Because the electric pulsing is solely responsible for the transfection mechanism, different cell types require subtly different electrical patterns for optimal efficiency and toxicity balance. For this reason, we provide you with customized parameters upon request.

Q11 – How important is the quality of the DNA plasmid to efficient transfection efficiencies?
VERY! We find that it is necessary to use Endotoxin-Free Plasmid Purification Kits to ensure significantly better results.

Q12 – Is there a size limit for DNA plasmids that can be used in standard cell culture transfection?
Yes. We generally find that plasmids of 10kb or smaller work well with little modification from our standard protocols. Sizes above 10 kb do require modifications to the procedure and pulsing parameters. Contact us directly for more details.
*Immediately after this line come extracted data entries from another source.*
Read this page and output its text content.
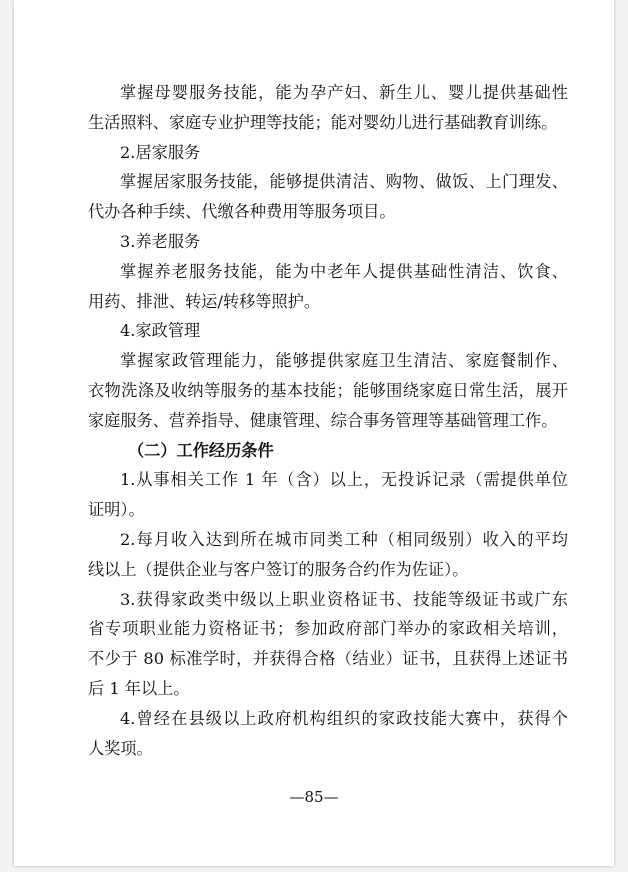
掌握母婴服务技能，能为孕产妇、新生儿、婴儿提供基础性
生活照料、家庭专业护理等技能；能对婴幼儿进行基础教育训练。
2.居家服务
掌握居家服务技能，能够提供清洁、购物、做饭、上门理发、
代办各种手续、代缴各种费用等服务项目。
3.养老服务
掌握养老服务技能，能为中老年人提供基础性清洁、饮食、
用药、排泄、转运/转移等照护。
4.家政管理
掌握家政管理能力，能够提供家庭卫生清洁、家庭餐制作、
衣物洗涤及收纳等服务的基本技能；能够围绕家庭日常生活，展开
家庭服务、营养指导、健康管理、综合事务管理等基础管理工作。
（二）工作经历条件
1.从事相关工作 1 年（含）以上，无投诉记录（需提供单位
证明）。
2.每月收入达到所在城市同类工种（相同级别）收入的平均
线以上（提供企业与客户签订的服务合约作为佐证）。
3.获得家政类中级以上职业资格证书、技能等级证书或广东
省专项职业能力资格证书；参加政府部门举办的家政相关培训，
不少于 80 标准学时，并获得合格（结业）证书，且获得上述证书
后 1 年以上。
4.曾经在县级以上政府机构组织的家政技能大赛中，获得个
人奖项。
—85—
Q13 – Can I use plasmid DNA for the TAKE or other transgenic zygote protocols?
No. Scientists have yet to develop a zygote electroporation procedure that is effective for plasmid DNA or double stranded DNA. Even long ssDNA (ODNs or LSSNs) can be very challenging. Contact us for specific advice.

Q14 – My Endotoxin-Free DNA plasmid kit gives plasmid concentrations far below your recommended levels. Can I still use it?
In general, we recommend that you first concentrate the DNA. Adding too much TE to an electroporation step can cause problems. Here are some guidelines for removing salts and concentrating DNA:

i) After eluting DNA from an endo-free kit, measure the concentration (via UV spec)
ii) Precipitate the DNA by adding isopropanol. Decant the supernatant and then aspirate it by using a tip
iii) After washing DNA pellet with 70% ethanol and centrifuging, once again decant and aspirate the supernatant
iv) Repeat the EtOH wash
v) Assume 100% recovery and add enough endotoxin-free TE buffer for a concentration of 10ug/ul. It is much easier to dilute to a lower concentration than needing to concentrate after the prep is completed.